Kali ini tak ada yang berkomentar, setelah menjadi teman dekat selama beberapa bulan ini mereka semua tahu bagaimana kehidupan Blaise dan Theo. Blaise hanya tinggal bersama ibunya dan hubungan mereka tidak begitu dekat. Sedangkan orang tua Theo dulunya adalah pengikut setia Voldemort dan saat ini mereka ada di Azkaban.
"Kalian sendiri?" Blaise balik bertanya.
"Tentu saja aku pulang, aku tak sanggup membayangkan amarah ibuku kalau aku tak ada di rumah saat natal dan tahun baru," jawab Ron sambil nyengir .
Semua tertawa mendengar jawaban Ron.
"Aku juga akan pulang ke London, tapi seperti biasa saat natal dan tahun baru aku akan ada di The Burrow. Ginny dan Mrs. Weasley selalu berharap aku ada bersama mereka pada saat-saat itu," terang Hermione.
"Hati-hati Granger, mungkin Ron ada rencana tersembunyi di balik itu," Draco menggoda Hermione sambil melirik ke arah Ron.
"A-apa maksudmu, a-aku tak pernah b-berpikir macam-macam, Malfoy," teriak Ron gusar kearah Draco.
Tawa riuh rendah terdengar dari meja mereka, semua mata menoleh dan memandang heran melihat dua kubu yang kini begitu akrab itu.
"Bagaimana denganmu Harry?" Tanya Blaise setelah tawa mereka mereda.
"Mmmh… entahlah,' jawab Harry menggantung.
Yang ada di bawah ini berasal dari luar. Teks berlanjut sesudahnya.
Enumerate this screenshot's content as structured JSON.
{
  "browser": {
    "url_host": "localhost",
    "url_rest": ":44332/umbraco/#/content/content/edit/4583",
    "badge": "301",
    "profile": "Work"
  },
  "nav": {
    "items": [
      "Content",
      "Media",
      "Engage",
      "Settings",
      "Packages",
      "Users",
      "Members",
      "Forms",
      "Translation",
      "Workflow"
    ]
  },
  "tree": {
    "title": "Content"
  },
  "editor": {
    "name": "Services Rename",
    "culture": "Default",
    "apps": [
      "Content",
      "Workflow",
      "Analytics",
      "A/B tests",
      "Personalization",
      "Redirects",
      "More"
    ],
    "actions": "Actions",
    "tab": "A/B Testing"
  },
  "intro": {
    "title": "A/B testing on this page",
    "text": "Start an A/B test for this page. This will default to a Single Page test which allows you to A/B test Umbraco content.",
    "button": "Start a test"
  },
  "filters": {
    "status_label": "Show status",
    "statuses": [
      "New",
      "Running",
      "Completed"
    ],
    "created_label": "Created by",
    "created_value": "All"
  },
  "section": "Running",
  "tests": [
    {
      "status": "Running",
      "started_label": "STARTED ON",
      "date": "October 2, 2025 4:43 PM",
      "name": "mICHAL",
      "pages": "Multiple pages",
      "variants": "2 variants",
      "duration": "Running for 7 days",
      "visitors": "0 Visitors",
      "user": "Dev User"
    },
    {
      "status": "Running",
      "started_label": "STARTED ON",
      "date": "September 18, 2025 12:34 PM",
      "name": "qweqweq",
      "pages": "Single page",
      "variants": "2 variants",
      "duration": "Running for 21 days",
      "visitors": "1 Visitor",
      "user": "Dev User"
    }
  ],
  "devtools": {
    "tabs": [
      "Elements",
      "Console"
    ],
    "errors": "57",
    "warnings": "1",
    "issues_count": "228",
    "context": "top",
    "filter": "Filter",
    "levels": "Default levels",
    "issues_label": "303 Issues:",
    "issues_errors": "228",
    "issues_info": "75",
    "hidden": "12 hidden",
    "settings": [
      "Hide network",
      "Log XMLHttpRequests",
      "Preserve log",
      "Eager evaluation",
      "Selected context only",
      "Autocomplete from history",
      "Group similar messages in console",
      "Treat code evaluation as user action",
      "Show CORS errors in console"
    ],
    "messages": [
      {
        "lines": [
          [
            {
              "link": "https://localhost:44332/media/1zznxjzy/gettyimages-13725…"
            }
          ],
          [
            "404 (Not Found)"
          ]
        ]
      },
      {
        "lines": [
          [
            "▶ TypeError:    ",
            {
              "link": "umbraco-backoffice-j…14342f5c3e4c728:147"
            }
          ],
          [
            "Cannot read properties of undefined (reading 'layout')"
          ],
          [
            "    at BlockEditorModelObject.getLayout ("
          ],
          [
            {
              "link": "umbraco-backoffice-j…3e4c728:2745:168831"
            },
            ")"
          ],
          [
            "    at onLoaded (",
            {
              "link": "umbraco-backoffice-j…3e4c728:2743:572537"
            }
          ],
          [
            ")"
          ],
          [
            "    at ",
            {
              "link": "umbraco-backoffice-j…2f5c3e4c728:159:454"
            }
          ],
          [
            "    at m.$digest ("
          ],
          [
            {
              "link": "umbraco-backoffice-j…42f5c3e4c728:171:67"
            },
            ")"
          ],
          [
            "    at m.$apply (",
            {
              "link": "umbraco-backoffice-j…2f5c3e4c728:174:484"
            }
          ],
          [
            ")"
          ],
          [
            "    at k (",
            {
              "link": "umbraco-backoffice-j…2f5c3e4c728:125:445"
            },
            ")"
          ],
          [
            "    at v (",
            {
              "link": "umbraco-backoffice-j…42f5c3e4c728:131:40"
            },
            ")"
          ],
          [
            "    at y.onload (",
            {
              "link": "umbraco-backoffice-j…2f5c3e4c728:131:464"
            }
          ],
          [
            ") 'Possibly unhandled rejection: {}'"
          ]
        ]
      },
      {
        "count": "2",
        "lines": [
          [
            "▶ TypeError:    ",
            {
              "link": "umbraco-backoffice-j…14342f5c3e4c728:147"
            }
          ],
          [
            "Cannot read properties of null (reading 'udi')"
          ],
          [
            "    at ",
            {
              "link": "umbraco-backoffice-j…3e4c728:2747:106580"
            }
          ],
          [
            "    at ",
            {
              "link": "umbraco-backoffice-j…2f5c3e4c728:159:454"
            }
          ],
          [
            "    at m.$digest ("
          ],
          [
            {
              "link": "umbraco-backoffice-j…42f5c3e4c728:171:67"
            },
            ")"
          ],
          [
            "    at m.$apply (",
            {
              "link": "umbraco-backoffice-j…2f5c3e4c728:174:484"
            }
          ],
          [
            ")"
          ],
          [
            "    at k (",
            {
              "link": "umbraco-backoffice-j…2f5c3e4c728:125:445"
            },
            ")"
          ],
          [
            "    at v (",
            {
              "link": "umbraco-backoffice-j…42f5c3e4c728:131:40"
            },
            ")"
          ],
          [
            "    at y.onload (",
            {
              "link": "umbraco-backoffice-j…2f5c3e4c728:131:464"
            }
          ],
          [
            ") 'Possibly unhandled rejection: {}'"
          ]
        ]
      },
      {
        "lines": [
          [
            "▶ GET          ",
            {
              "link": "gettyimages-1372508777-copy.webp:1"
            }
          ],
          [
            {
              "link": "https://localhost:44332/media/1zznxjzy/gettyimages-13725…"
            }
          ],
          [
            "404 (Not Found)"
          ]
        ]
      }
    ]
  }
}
"Apa maksudmu dengan 'entahlah'? kau akan bersama kami di The Burrow kan?" Tanya Ron heran memandang sahabatnya itu.
"Mmmh… kemarin Severus, maksudku Profesor Snape bertanya padaku apa aku mau merayakan natal dan tahun baru di sekolah saja? Selama liburan aku bisa tinggal bersamanya di ruang pribadinya," jawab Harry lagi.
"Jangan bilang kau kena detensi, Harry," Tanya Hermione menyelidik
"Ah tidak, dia sama sekali tak memberikan hukuman. Tawarannya kemarin pun sama sekali tak memaksaku, dia mengatakannya sambil lalu. Hanya saja kemarin tanpa pikir panjang aku langsung menyetujuinya," kata Harry pelan. "Setelah melihat ingatan yang dia berikan padaku saat perang berlangsung aku jadi marasa ada ikatan di antara kami," sambungnya lagi
"Apa Mrs. Weasley sudah tau kalau kali ini kau tak akan bersama kami saat natal dan tahun baru, Harry?" Tanya Hermione
"Nanti aku berencana mengabarinya, Mione," terang Harry
"Draaakieee…..," tiba-tiba terdengar panggilan melengking dari belakang Harry dan Draco, dan dalam hitungan detik pemilik suara itu telah mengalungkan lengannya di leher Draco dari belakang.
Harry terkejut dan wajahnya berubah pucat melihat sikap Pansy terhadap kekasihnya itu.
Draco yang panik tak ingin Harry marah lagi itu pun langsung berdiri dan menyentakkan tangan Pansy menjauh dari tubuhnya. "Apa-apaan kau ini?" bentak Draco.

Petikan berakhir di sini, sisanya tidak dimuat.